Lately I’ve been writing about a friend’s dad, let’s call him Mr. Roberts, who claimed that we don’t exist. Mr. Roberts had a PhD in chemistry, worked at a major consumer goods manufacturer and had the fortitude to sail solo around the entire U.K. He was, in two words, no dummy.
But I was 12 when I knew him, and couldn’t get a grasp on his reasoning behind why we don’t actually exist. I still don’t understand. The idea stuck.*
It is, in fact, haunting me as I sit here in Seattle, on a laptop, and scratch my head about Alaska. Did we really spend the summer there, in the rain, among brown bears and salmon? Was it all just a dream in fast-forward? I feel like a human boomerang. Catapult north, through Canada! Arc around the fingers of the Alaskan landmass, accelerate through stilted boreal forests and return, you polished little boomerang you, to your roost in the city!
The thing that was real yesterday, or a year or a minute ago, is nothing but a visual imprint now. I’m back staring into my laptop, a flat edifice of plastic and silicon which itself is only a doorstop unless it has electricity or internet. Being back in a familiar setting, in a city, feels like Groundhog Day.
Yet something, inexplicably, has changed. It might take years to understand what. The only way to know is to write about it.
“Writing a story or a novel is one way of discovering sequence in experience, of stumbling upon cause and effect in the happenings of a writer’s own life,” Eudora Welty once said.

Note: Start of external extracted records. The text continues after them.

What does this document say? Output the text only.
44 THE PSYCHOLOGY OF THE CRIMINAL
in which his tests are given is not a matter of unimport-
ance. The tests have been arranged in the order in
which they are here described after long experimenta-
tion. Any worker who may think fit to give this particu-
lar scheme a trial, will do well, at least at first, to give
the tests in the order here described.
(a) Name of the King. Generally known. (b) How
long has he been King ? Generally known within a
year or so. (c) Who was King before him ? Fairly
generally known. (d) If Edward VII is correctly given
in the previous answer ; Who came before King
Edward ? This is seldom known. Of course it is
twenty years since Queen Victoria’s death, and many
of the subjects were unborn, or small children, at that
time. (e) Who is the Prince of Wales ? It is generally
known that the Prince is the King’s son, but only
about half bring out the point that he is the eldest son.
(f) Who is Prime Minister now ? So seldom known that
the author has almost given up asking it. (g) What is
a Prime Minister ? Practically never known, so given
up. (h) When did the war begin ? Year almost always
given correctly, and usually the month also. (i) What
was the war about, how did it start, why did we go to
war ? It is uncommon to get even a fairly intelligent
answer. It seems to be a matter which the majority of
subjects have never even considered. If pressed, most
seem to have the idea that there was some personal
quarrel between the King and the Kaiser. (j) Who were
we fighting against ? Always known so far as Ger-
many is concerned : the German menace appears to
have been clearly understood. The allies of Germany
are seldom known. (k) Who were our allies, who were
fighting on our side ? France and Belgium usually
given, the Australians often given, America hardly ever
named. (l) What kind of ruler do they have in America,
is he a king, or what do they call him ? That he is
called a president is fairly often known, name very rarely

Life might be ineffable, but at least we can order events. In writing, memories stay alive. It reanimates a past that cannot be repeated. Eudora Welty’s Mississippi, Jack London’s Alaska, Jonathan Franzen’s Midwest, your New Orleans, my Alaska. These places may not exist, according to Mr. Roberts, but they live.
* I encourage all adults to throw out similar truisms in the presence of tweens. It’ll give the young tribe something to chew on. Phrases like “I am a solipsist” or “radical empiricism is truth” just wouldn’t have had the same effect.